It takes a special kind of storytelling to allow a reader to fall in love with a deadly, haunted place, and that it exactly what happened when I stepped inside Elizabeth Yon’s Johns Woods, the backdrop for all four stories in Blackfern Girls.
Ms. Yon has a distinct talent for lifting the veil between the world we know and what we cannot see, what is tangible and that which lurks in the corner of our eye. What her very human characters face when the veil lifts tests their mettle at every turn; the outcomes surprise.
While not directly connected, these four stories draw on one another, often revealing a thread from somewhere else in Blackfern County. Much in the way of Stephen King, whose world is vast and populous, Ms. Yon’s characters move through their lives–and deaths–leaving marks in others’ stories where they go.
Ms. Yon lures readers into the shades and shadows of the Johns Woods, and as her tales make their way into the forgotten hollows of Blackfern County, those shadows grow deeper and show their teeth. Girlhood is indeed hard in these woods, throughout and beyond time and place.

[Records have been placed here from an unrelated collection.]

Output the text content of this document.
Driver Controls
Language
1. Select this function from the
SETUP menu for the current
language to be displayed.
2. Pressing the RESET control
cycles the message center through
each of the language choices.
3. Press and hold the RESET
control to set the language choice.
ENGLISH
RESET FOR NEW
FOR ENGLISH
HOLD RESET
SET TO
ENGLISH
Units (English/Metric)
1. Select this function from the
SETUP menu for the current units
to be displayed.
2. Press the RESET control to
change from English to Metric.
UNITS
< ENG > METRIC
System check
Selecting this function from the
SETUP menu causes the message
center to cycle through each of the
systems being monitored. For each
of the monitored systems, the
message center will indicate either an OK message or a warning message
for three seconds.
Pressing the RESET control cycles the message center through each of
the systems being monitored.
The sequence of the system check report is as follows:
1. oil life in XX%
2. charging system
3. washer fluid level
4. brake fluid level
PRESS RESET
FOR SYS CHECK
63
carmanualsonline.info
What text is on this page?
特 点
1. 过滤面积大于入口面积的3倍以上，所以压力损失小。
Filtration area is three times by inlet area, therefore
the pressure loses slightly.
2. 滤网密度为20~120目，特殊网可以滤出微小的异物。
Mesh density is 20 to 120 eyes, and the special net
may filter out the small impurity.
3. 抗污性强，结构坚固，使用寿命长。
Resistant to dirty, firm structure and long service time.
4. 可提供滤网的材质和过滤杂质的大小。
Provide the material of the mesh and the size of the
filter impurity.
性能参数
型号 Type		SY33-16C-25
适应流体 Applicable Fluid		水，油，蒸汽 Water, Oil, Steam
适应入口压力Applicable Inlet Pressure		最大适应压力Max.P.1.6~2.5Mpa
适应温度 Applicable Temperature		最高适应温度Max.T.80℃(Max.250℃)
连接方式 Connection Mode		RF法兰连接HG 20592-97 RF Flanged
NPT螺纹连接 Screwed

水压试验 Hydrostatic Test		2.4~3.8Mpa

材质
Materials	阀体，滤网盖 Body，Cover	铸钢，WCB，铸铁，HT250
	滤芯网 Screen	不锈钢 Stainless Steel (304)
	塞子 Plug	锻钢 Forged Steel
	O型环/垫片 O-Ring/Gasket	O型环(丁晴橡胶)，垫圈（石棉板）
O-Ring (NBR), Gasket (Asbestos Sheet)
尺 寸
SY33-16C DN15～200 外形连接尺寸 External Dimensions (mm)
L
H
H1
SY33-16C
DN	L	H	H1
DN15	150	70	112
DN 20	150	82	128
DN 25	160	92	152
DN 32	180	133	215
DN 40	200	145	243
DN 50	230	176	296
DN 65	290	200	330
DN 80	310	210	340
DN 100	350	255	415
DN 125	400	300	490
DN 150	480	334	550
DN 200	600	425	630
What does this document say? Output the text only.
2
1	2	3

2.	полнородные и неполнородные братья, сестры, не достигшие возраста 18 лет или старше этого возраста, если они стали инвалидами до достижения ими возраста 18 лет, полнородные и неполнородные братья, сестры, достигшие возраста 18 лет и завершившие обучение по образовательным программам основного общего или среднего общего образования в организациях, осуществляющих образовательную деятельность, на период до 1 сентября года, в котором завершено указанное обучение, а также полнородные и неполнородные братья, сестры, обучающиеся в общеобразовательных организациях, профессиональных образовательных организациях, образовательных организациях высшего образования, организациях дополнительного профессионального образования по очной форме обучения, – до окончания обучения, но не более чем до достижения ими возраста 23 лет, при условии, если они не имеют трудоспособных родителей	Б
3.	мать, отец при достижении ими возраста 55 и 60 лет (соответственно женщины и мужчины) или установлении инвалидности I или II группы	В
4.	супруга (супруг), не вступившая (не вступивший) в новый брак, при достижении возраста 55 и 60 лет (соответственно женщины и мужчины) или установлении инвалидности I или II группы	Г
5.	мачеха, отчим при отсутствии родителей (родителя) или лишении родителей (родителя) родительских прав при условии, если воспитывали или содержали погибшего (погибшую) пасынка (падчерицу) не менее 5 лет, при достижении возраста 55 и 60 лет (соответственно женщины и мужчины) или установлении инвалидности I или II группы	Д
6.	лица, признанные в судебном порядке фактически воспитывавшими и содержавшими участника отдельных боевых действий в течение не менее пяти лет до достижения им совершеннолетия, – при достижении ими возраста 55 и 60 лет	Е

Fans of Ms. Yon’s blog, The Palace of Night, will recognize Gideon Crowe, whose cameo in “Local Honey” gives a new glimpse of his peculiar journey, and begs the question, when will Elizabeth Yon give us his story in full?
Girlhood is hard. Surviving it in the strange wilderness of Blackfern County is a challenge like no other. Elizabeth Yon’s Blackfern Girls entices with parlor tricks, whispers of abandonment, and tempts innocence to desperate measures, revealing the lethal dangers of coming of age in a place where reality shivers and changes like a theatre scrim.
In “The Undertakers,” Frankie Blanchard’s mother abandons the eight year-old girl on her sister’s remote farm. Frankie’s cousins, Ariel and Poppy, are less than happy to receive her. They have a horrifying secret of their own, and Frankie must find the courage to save another innocent.
In “The Skeptic,” Juliet Pinkney is born into a tradition of paranormal chicanery, and takes for granted that contact with spirits is a ruse perpetrated on the marks. At the same time her first love blossoms in all its sweetness, she is confronted with the dark reality of Sparrowgate House, and pays a terrible price for her disbelief.
In “Local Honey,” Sylvia Peach stands on the cusp of young womanhood, and at the precipice of a repulsive marriage. Her yearning for independence and romance lead her to an alliance with the strange Dark sisters, and the enigmatic Nathan Love. In their forest inn, she will learn that death is a long and varied journey.
In “The Queen of Ever After,” Cricket Carpenter spins worlds, and companions, from air. Abandoned by her father, and orphaned when first her mother, and then her beloved grandmother die, she embarks on a quest for the mythical land of Ever After accompanied by her imaginary father figure, Pop, and Rob, the wild young farm hand.
Blackfern Girls is available exclusively for Kindle. A print edition is expected in early January 2015.
*I was not compensated directly for my review, and I promise, my opinions are entirely my own. That said, I am part of Elizabeth’s publishing team at Bannerwing Books, and was privy to the manuscript prior to publication.